Memory chip prices have surged to levels that would have seemed absurd a year ago. Samsung, one of Apple’s key suppliers for the LPDDR mobile RAM used in iPhones, reportedly raised prices by up to 80% in the first quarter of 2025. SK Hynix went even higher, close to 100%.
This isn’t a negotiation Apple can walk away from. There are only a handful of companies capable of producing high-performance mobile memory at the scale Apple needs, and right now, all of them are in the driver’s seat.

The issue isn’t just demand. AI has created a feeding frenzy for high-bandwidth memory, and smartphone makers are competing with data center operators for the same limited supply. Manufacturing capacity hasn’t kept pace.
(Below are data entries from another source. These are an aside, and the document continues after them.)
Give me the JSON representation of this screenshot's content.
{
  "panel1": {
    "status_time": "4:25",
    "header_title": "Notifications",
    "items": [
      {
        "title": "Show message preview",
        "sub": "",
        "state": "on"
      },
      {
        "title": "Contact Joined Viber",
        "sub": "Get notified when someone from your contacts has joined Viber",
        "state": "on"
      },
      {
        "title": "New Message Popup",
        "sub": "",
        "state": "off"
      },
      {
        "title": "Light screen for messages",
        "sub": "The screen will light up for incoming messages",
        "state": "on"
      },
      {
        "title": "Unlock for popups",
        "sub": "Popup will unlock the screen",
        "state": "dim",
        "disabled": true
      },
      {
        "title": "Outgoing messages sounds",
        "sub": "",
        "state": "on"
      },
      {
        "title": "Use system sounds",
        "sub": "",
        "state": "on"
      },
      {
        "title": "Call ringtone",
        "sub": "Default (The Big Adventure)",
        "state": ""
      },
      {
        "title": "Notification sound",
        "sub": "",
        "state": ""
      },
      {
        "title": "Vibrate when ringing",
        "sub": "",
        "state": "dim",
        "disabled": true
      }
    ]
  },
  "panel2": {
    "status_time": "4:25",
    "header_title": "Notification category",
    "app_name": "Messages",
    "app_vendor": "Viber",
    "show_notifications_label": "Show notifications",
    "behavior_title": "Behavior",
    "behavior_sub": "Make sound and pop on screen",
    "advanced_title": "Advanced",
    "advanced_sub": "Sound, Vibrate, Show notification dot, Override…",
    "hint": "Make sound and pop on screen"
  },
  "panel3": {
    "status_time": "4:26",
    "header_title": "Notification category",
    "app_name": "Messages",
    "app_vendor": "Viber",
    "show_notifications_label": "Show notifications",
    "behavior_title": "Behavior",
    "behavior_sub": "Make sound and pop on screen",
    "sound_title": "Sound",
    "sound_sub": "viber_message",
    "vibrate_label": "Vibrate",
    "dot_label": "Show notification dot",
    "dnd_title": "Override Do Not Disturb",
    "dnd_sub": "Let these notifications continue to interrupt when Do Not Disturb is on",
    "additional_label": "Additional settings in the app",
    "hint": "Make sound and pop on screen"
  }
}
What makes this worse is timing. Apple is ramping up for the iPhone 18 launch later this year, possibly alongside its first foldable iPhone. Both require significant memory orders, and both are landing in a market where suppliers have stopped offering the long-term pricing agreements Apple historically relied on.
Samsung and SK Hynix have reportedly only signed deals covering the first half of 2026. Apple typically locks in multi-year contracts to hedge against price swings, but chip suppliers aren’t willing to make those commitments anymore. The market is too volatile, and they have leverage they’ve never had before.